Title: use conventional commit format, lowercase after prefix, no period at the end. Allowed types: feat, fix, refactor, chore, docs, perf, test, ci. If the pull request contains a breaking change, the type must have a ! suffix. Examples: feat: add checkpoint stream support, fix: handle empty log segment, refactor: extract common log replay logic Breaking change examples: feat!: make_physical takes column mapping and sets parquet field ids, chore!: remove the arrow-55 feature

Description: follow the template in .github/PULL_REQUEST_TEMPLATE.md. Error on the side of simplicity -- don't list every change. Focus on key API changes, functionality, and data flow. Keep it concise.

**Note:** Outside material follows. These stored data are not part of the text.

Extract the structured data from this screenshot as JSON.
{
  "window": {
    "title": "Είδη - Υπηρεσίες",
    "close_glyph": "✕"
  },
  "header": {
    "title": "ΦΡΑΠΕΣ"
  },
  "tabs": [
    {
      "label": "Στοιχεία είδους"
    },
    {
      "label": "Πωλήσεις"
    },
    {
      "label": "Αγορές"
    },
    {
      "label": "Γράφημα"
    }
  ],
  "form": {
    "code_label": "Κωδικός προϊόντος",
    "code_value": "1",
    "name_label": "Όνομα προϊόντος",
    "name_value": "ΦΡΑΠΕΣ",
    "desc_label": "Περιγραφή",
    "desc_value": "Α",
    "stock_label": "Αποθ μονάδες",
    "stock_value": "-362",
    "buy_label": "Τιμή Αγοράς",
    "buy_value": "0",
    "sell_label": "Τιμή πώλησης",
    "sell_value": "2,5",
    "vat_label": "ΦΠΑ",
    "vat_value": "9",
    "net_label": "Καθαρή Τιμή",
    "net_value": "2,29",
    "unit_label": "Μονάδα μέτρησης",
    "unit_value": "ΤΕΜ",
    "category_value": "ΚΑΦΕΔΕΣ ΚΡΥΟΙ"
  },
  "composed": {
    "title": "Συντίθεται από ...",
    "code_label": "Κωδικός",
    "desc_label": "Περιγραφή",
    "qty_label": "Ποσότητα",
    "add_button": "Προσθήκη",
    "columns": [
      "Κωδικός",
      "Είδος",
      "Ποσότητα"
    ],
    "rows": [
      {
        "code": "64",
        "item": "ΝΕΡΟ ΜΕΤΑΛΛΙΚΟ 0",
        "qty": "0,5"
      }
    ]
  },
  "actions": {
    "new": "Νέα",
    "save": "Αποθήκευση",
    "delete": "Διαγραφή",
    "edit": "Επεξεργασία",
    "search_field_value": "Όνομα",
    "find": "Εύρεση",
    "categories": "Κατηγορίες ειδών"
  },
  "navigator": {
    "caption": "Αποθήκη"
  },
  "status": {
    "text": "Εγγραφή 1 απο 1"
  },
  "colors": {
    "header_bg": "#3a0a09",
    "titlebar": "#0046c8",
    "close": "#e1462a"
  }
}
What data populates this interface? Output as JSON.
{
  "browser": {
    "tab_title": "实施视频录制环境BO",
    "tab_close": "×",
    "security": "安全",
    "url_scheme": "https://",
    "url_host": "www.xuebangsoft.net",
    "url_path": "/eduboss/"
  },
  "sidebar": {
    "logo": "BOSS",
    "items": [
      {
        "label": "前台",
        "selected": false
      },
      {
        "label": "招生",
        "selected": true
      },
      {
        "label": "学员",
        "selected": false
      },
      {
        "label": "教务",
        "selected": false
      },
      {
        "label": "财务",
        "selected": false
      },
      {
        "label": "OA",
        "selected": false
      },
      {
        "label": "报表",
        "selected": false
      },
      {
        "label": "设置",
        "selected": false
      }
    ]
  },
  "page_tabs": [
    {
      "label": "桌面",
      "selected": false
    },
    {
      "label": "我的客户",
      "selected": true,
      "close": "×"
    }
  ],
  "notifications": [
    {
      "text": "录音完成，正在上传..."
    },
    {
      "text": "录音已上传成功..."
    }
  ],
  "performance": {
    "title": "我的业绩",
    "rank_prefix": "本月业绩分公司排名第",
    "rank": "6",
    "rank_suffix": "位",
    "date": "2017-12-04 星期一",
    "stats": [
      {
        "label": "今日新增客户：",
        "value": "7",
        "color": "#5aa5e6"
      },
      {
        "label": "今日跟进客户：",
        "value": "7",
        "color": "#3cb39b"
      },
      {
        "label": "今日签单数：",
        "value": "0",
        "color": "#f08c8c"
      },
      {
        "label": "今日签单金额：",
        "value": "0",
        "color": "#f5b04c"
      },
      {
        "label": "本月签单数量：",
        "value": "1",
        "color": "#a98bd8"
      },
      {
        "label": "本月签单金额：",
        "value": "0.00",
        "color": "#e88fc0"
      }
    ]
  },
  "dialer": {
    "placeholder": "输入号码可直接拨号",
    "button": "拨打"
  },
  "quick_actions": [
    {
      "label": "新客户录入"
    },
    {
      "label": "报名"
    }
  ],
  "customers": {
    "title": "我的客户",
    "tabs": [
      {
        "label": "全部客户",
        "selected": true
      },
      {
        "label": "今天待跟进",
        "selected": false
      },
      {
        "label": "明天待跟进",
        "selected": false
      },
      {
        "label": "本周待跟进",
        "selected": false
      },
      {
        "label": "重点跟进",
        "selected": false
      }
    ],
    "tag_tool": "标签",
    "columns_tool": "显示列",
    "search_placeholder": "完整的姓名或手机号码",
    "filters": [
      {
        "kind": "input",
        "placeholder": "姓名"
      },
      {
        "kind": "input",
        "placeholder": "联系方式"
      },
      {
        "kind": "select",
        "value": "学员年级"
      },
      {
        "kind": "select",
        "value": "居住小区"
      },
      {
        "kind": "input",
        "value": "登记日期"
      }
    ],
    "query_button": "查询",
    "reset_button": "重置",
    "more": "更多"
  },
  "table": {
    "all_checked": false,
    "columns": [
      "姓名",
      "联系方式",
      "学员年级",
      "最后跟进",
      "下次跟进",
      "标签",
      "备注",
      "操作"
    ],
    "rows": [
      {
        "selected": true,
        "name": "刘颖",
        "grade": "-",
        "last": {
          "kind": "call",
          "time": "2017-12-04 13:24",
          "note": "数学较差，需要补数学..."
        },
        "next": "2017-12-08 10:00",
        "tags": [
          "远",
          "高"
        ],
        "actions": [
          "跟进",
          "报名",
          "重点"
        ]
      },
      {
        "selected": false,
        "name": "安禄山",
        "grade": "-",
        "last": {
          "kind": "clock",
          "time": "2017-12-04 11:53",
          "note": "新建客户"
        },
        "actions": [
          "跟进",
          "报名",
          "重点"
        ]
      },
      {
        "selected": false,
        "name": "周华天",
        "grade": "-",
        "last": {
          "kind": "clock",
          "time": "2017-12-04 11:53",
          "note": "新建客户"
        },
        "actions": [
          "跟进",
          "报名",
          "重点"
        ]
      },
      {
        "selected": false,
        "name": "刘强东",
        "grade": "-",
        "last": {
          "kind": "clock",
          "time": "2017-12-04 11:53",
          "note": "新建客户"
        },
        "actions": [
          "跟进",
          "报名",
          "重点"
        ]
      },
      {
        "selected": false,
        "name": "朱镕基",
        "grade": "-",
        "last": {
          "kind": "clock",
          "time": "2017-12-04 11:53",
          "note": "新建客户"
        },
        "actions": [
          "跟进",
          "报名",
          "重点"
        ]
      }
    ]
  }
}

CI Jobs and Github Actions

Supply chain security: every cargo command in CI that resolves dependencies MUST use --locked to enforce the committed Cargo.lock. This prevents CI from silently picking up a newer (potentially compromised) transitive dependency. If Cargo.lock is out of sync with Cargo.toml, the build fails immediately, forcing dependency changes to be explicit and reviewable. See the top-level comment in build.yml for full rationale. Commands exempt from --locked: cargo fmt (no dep resolution), cargo msrv verify/show (wrapper tool), cargo miri setup (tooling setup).

Ensure that when writing any github action you are considering safety including thinking of and mitigating common attack vectors such expression injection and pull request target attacks.

Example:

# The code below is vulnerable to expression injection
run: |
    echo "Comment: ${{ github.event.comment.body }}"

# To mitigate instead use environment variables
env:
    COMMENT_BODY: ${{ github.event.comment.body }}
run: |
    echo "Comment: $COMMENT_BODY"

Deep Context

Read these when relevant to the task at hand:

  • CLAUDE/architecture.md -- kernel architecture: snapshot loading, read/write paths, engine trait system, EngineData, key modules, catalog-managed tables
  • Always cross-check protocol behavior against the Delta protocol spec

Keeping docs current: If you notice anything inaccurate in these docs -- renamed structs, traits, functions, modules, crates, APIs, stale data flows, wrong file paths -- inform the user so they can be updated. After major changes, update this file, CLAUDE/architecture.md, ffi/CLAUDE.md, and any relevant <crate>/CLAUDE.md files.